I really like your approach Pedro of Multi-Query. It is really simple and beautifull.
Following this conversation, I have a question which pops into my mind (maybe the question is more an IBC question): What happens to all the linked blockchains and their respective assets if a blockchain decides to rename his native mint asset from cosmos:yolo-chain/ics30:abc to cosmos:yolo-chain/ics30:bettercooltickername
Does it break all the dependencies like everything?
Pedantic example, but how would something like the following be represented?
BTC
via renBTC to Ethereum
via Peggy to Cosmos Hub
via IBC to Kava
BTC via renBTC to Ethereum via Peggy to Cosmos Hub via IBC to Kava
BTC via renBTC would essentially be a ERC20 then via Peggy it would be minted as the fictional ICS30 asset denom on Cosmos Hub which then would refer to another ICS30 denom on Kava
Essentially the assets would refer different namespaces from their origin
slip44 (BTC) -> erc20 (renBTC) -> ics30 (cosmosBTC) -> ics30 (kavaBTC)

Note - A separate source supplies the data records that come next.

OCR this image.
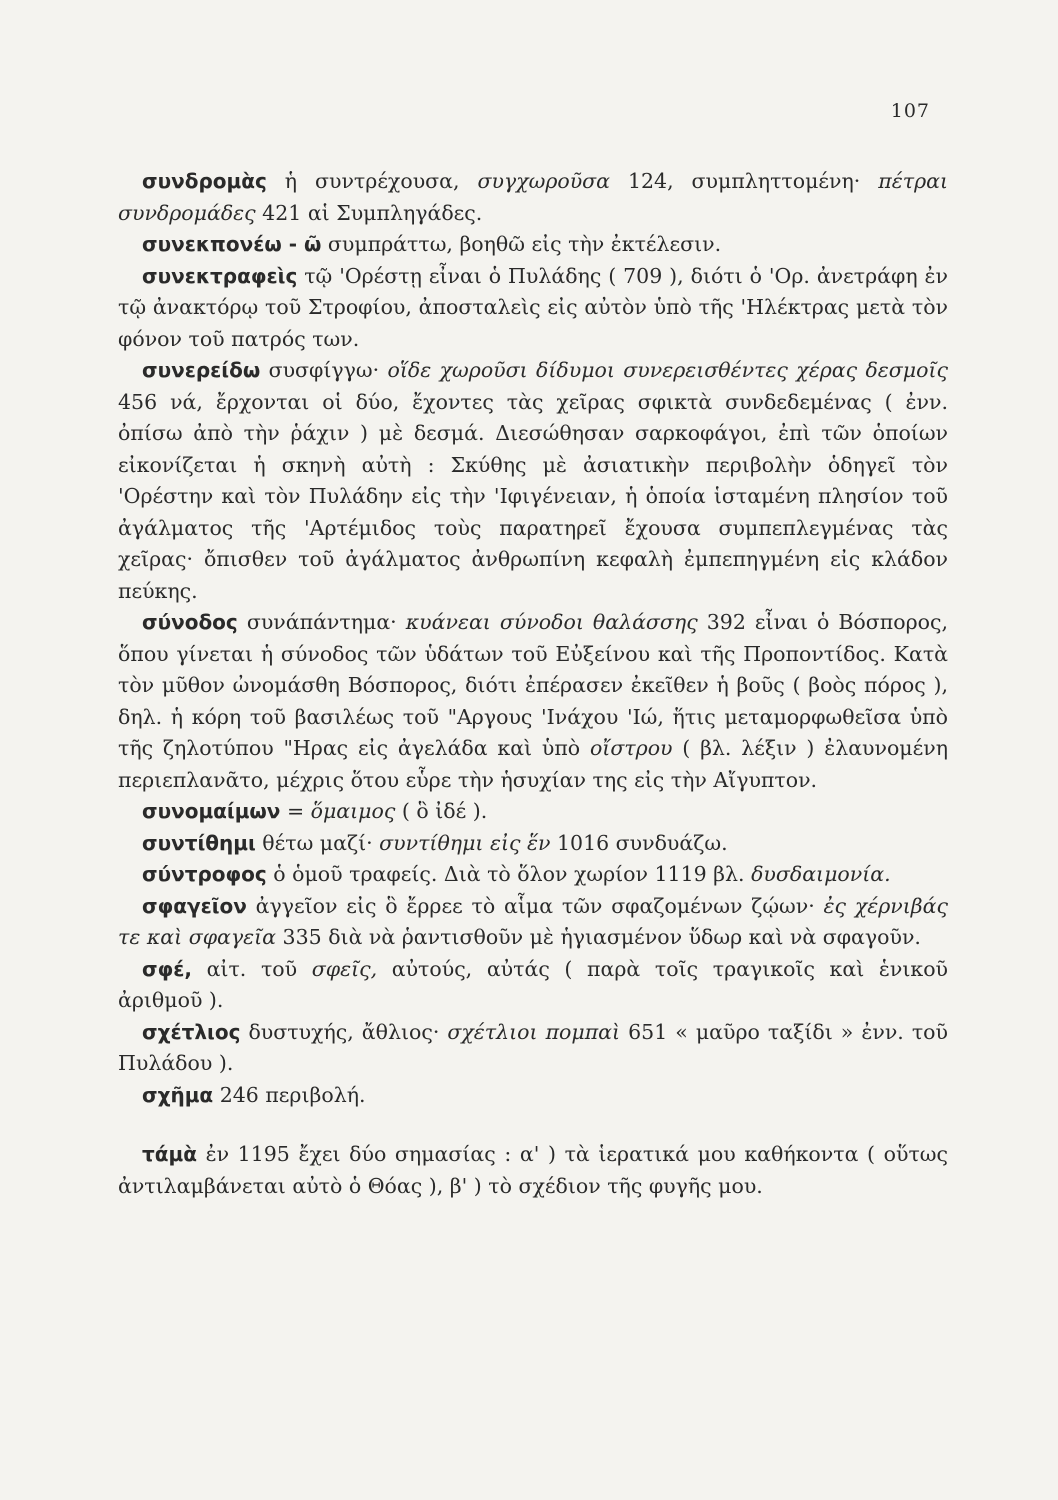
107

συνδρομὰς ἡ συντρέχουσα, συγχωροῦσα 124, συμπληττομένη· πέτραι συνδρομάδες 421 αἱ Συμπληγάδες.

συνεκπονέω - ῶ συμπράττω, βοηθῶ εἰς τὴν ἐκτέλεσιν.

συνεκτραφεὶς τῷ 'Ορέστῃ εἶναι ὁ Πυλάδης ( 709 ), διότι ὁ 'Ορ. ἀνετράφη ἐν τῷ ἀνακτόρῳ τοῦ Στροφίου, ἀποσταλεὶς εἰς αὐτὸν ὑπὸ τῆς 'Ηλέκτρας μετὰ τὸν φόνον τοῦ πατρός των.

συνερείδω συσφίγγω· οἵδε χωροῦσι δίδυμοι συνερεισθέντες χέρας δεσμοῖς 456 νά, ἔρχονται οἱ δύο, ἔχοντες τὰς χεῖρας σφικτὰ συνδεδεμένας ( ἐνν. ὀπίσω ἀπὸ τὴν ῥάχιν ) μὲ δεσμά. Διεσώθησαν σαρκοφάγοι, ἐπὶ τῶν ὁποίων εἰκονίζεται ἡ σκηνὴ αὐτὴ : Σκύθης μὲ ἀσιατικὴν περιβολὴν ὁδηγεῖ τὸν 'Ορέστην καὶ τὸν Πυλάδην εἰς τὴν 'Ιφιγένειαν, ἡ ὁποία ἱσταμένη πλησίον τοῦ ἀγάλματος τῆς 'Αρτέμιδος τοὺς παρατηρεῖ ἔχουσα συμπεπλεγμένας τὰς χεῖρας· ὄπισθεν τοῦ ἀγάλματος ἀνθρωπίνη κεφαλὴ ἐμπεπηγμένη εἰς κλάδον πεύκης.

σύνοδος συνάπάντημα· κυάνεαι σύνοδοι θαλάσσης 392 εἶναι ὁ Βόσπορος, ὅπου γίνεται ἡ σύνοδος τῶν ὑδάτων τοῦ Εὐξείνου καὶ τῆς Προποντίδος. Κατὰ τὸν μῦθον ὠνομάσθη Βόσπορος, διότι ἐπέρασεν ἐκεῖθεν ἡ βοῦς ( βοὸς πόρος ), δηλ. ἡ κόρη τοῦ βασιλέως τοῦ "Αργους 'Ινάχου 'Ιώ, ἥτις μεταμορφωθεῖσα ὑπὸ τῆς ζηλοτύπου "Ηρας εἰς ἀγελάδα καὶ ὑπὸ οἴστρου ( βλ. λέξιν ) ἐλαυνομένη περιεπλανᾶτο, μέχρις ὅτου εὗρε τὴν ἡσυχίαν της εἰς τὴν Αἴγυπτον.

συνομαίμων = ὅμαιμος ( ὃ ἰδέ ).

συντίθημι θέτω μαζί· συντίθημι εἰς ἕν 1016 συνδυάζω.

σύντροφος ὁ ὁμοῦ τραφείς. Διὰ τὸ ὅλον χωρίον 1119 βλ. δυσδαιμονία.

σφαγεῖον ἀγγεῖον εἰς ὃ ἔρρεε τὸ αἷμα τῶν σφαζομένων ζῴων· ἐς χέρνιβάς τε καὶ σφαγεῖα 335 διὰ νὰ ῥαντισθοῦν μὲ ἡγιασμένον ὕδωρ καὶ νὰ σφαγοῦν.

σφέ, αἰτ. τοῦ σφεῖς, αὐτούς, αὐτάς ( παρὰ τοῖς τραγικοῖς καὶ ἑνικοῦ ἀριθμοῦ ).

σχέτλιος δυστυχής, ἄθλιος· σχέτλιοι πομπαὶ 651 « μαῦρο ταξίδι » ἐνν. τοῦ Πυλάδου ).

σχῆμα 246 περιβολή.

τάμὰ ἐν 1195 ἔχει δύο σημασίας : α' ) τὰ ἱερατικά μου καθήκοντα ( οὕτως ἀντιλαμβάνεται αὐτὸ ὁ Θόας ), β' ) τὸ σχέδιον τῆς φυγῆς μου.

we're gonna need a lot of room on the screen to show the wrapped path
For IBC assets this is pretty straight forward, but there are some weird edge cases that I'm not totally sure how to handle. For instance renBTC actually uses a separate blockchain to assemble secret fragments, so is BTC first "transferred" to the Ren blockchain or directly to Ethereum? Or what if someone uses state channels to transfer an asset between chains. Is this a direct transfer? Or Celer, which also has a blockchain that "co-signs" events? Solana is even considering using its base layer chain to record rollup transfers that would then ultimately be settled on Ethereum. Not to throw a wrench in things, rather trying to think through how best to generalize.
Began discussing this topic within the document for the Interchain UX working group here.
Basically CAIP-19 identifies an asset by its origin but doesn't include anything about whether the asset is being accessed in it's native setting or in a new setting, reached via bridges or IBC. An ATOM that is on the Cosmos Hub is similar but fundamentally different from an ATOM that has been moved to Kava via IBC. It is also different from an ATOM which has been moved to Terra after being moved to Kava. There will likely be multiple bridges to the Cosmos ecosystem from Bitcoin and Ethereum, which means there will be different versions of Eth and BTC that have different features and security assumptions based on the path they took.
This information is important for a user to understand for the sake of valuing the assets properly, but also for client software to understand how to interact with the assets.
Should CAIP-19 be extended to contain asset path information? Should there be a new CAIP for asset path resolution? What should be the recommended method for resolving an asset's path? What should be the recommended method for user interfaces to display the different varieties of non-native assets?